La convention prévoit notamment un effort de recherche sur certaines espèces, la mise aux normes des ouvrages existants et l’effacement de 40.000 barrages en déshérence. Détail:
– « Effort sur la recherche relative à la connaissance des espèces, des impacts des ouvrages comme l’illustre en particulier le lancement d’un programme de recherche et développement sur l’anguille d’un montant de 4 millions d’euros (pris en charge par l’ONEMA, l’ADEME et les producteurs),
– effort de mise aux normes des ouvrages existants par le respect des obligations légales (débit réservé et passes à poissons sur les cours d’eau où elles sont obligatoires), accompagné d’un meilleur suivi des impacts, et la mise en place de démarches «gagnant-gagnant» pour l’amélioration de la continuité écologique,
– un grand plan d’effacement des ouvrages hydrauliques en déshérence (plus de 40.000 dont 1.200 effacés d’ici 2012),
– effacement de 5 ouvrages hydroélectriques, dont ceux de La Roche-qui-Boit et de Vezins sur la Sélune, dans le département de la Manche,
– identification du potentiel de développement de l’hydroélectricité dans les secteurs où les enjeux environnementaux sont moindres, en cohérence avec la révision des classements de cours d’eau, afin de se donner les moyens d’atteindre à la fois un objectif de développement de la production hydroélectrique de 3 TWh par an d’ici 2020 et l’objectif de bon état d’au moins 66 % des masses d’eau en 2015″.
Cette convention sera suivie par un comité ad hoc, mis en place en septembre prochain.
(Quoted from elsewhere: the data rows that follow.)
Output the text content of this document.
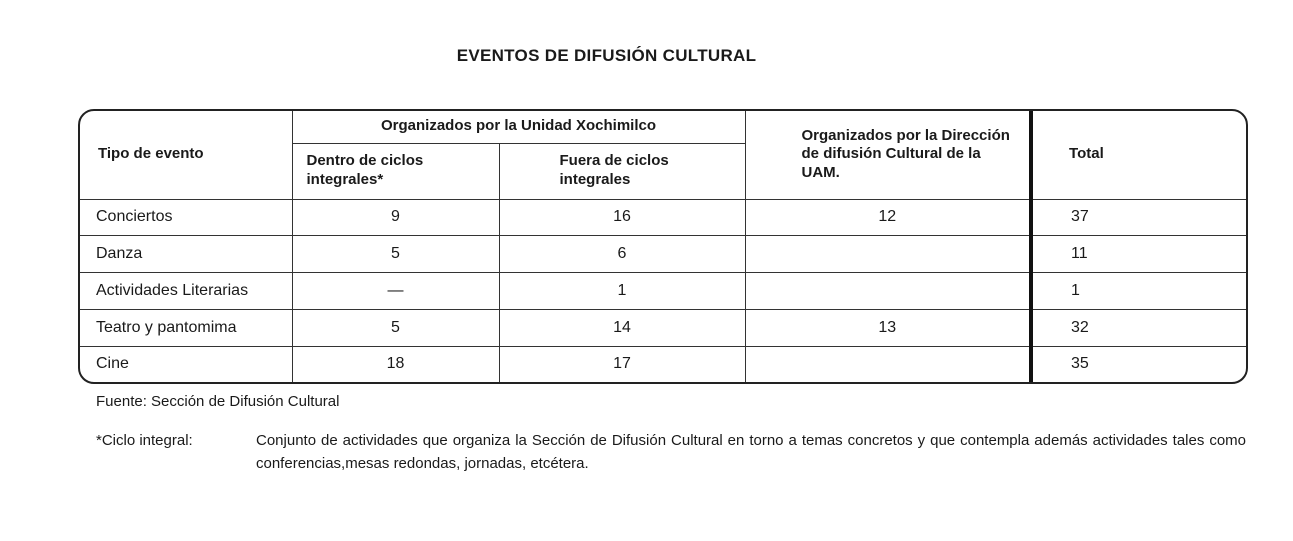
EVENTOS DE DIFUSIÓN CULTURAL
Tipo de evento	Organizados por la Unidad Xochimilco		Organizados por la Dirección de difusión Cultural de la UAM.	Total
	Dentro de ciclos integrales*	Fuera de ciclos integrales		
Conciertos	9	16	12	37
Danza	5	6		11
Actividades Literarias	—	1		1
Teatro y pantomima	5	14	13	32
Cine	18	17		35
Fuente: Sección de Difusión Cultural
*Ciclo integral:	Conjunto de actividades que organiza la Sección de Difusión Cultural en torno a temas concretos y que contempla además actividades tales como conferencias,mesas redondas, jornadas, etcétera.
Jean-Louis Borloo a salué « le triomphe de la méthode Grenelle de concertation ».
Cliquez ici pour télécharger le dossier de presse,
– le document de l’Onema: référentiel des obstacles à l’écoulement : un inventaire national des obstacles sur les cours d’eau,
– le second document de l’Onema: un axe phare du plan national de gestion de l’anguille.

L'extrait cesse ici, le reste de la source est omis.